Danelectro Bass Guitar
Eddie recalled: “I used a Dan Electric which had a peculiar sound but I could very near take anybody else’s guitar and get that sound. It’s the way you grip and hit, and I only played downstrokes. Nobody else did that.”
Frets
“See, the only thing changes the tone of a guitar is the frets at the end. I think if you take a note and push down and hold it, you’d change it, but once you strike it, that’s it. Electric guitar sure took off, changed history, brought in Rock ’n’ Roll. Now they build it in the foot pedal, just touch it and go. I used a real electric guitar on The Kansas City Six in “I Want A Little Girl”.9
The Swingin’ the Blues biography book series documents Eddie’s known travels and tenures in detailed segments by decade. Eddie’s Manager in his last decade of life kept a diary and pictorial collection of The Harlem Blues and Jazz Band’s travels.

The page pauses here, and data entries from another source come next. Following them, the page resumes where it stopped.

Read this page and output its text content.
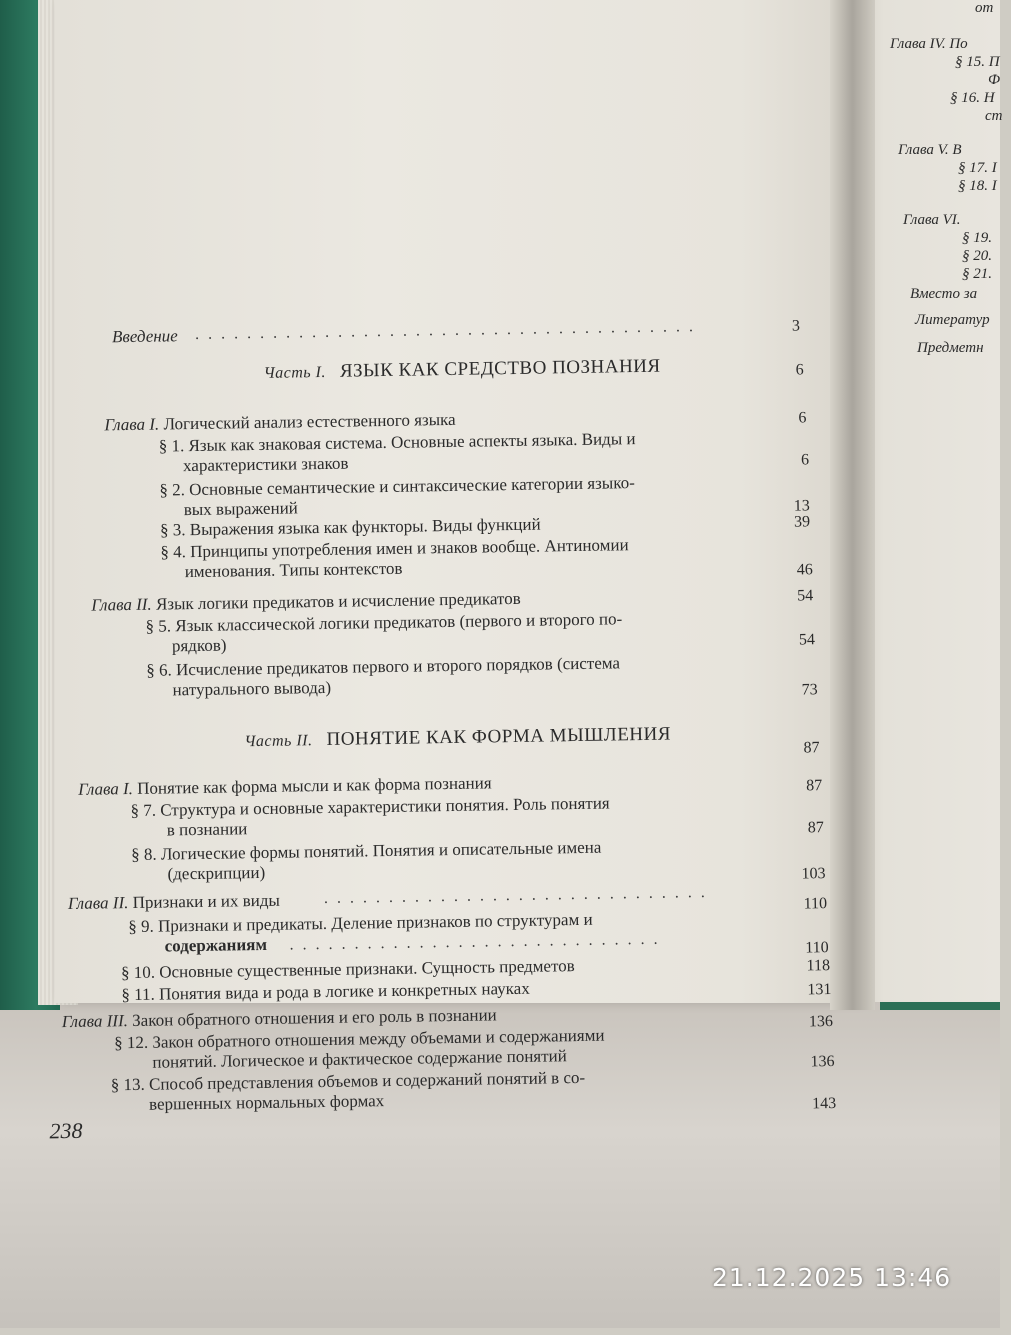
Введение .......................................	3
Часть I. ЯЗЫК КАК СРЕДСТВО ПОЗНАНИЯ	6
Глава I. Логический анализ естественного языка	6
§ 1. Язык как знаковая система. Основные аспекты языка. Виды и
характеристики знаков	6
§ 2. Основные семантические и синтаксические категории языко-
вых выражений	13
§ 3. Выражения языка как функторы. Виды функций	39
§ 4. Принципы употребления имен и знаков вообще. Антиномии
именования. Типы контекстов	46
Глава II. Язык логики предикатов и исчисление предикатов	54
§ 5. Язык классической логики предикатов (первого и второго по-
рядков)	54
§ 6. Исчисление предикатов первого и второго порядков (система
натурального вывода)	73
Часть II. ПОНЯТИЕ КАК ФОРМА МЫШЛЕНИЯ	87
Глава I. Понятие как форма мысли и как форма познания	87
§ 7. Структура и основные характеристики понятия. Роль понятия
в познании	87
§ 8. Логические формы понятий. Понятия и описательные имена
(дескрипции)	103
Глава II. Признаки и их виды	..............................	110
§ 9. Признаки и предикаты. Деление признаков по структурам и
содержаниям .............................	110
§ 10. Основные существенные признаки. Сущность предметов	118
§ 11. Понятия вида и рода в логике и конкретных науках	131
Глава III. Закон обратного отношения и его роль в познании	136
§ 12. Закон обратного отношения между объемами и содержаниями
понятий. Логическое и фактическое содержание понятий	136
§ 13. Способ представления объемов и содержаний понятий в со-
вершенных нормальных формах	143
238
от
Глава IV. По
§ 15. П
Ф
§ 16. Н
ст
Глава V. В
§ 17. І
§ 18. І
Глава VI.
§ 19.
§ 20.
§ 21.
Вместо за
Литератур
Предметн
21.12.2025 13:46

Decades after his death, Eddie is acknowledged as the person who created an idiom by penning the seminal Swing-music charts, pioneered acoustic and electric guitar and single-line solos, and introduced a non-pressure technique on trombone. He was also one of the first to tour with all-girl orchestras as a musical director, and sponsored many women into Unions so they could continue with a music career after the war. His support for women in the music industry is a testament to his progressive and inclusive approach, and is deeply appreciated by music enthusiasts and historians.
A first-ever Durham-family Discography (25 pages) debuted at the end of the first volume, The Virtuosity of Eddie Durham, which was nominated for the Association for Recorded Sound Collection Award.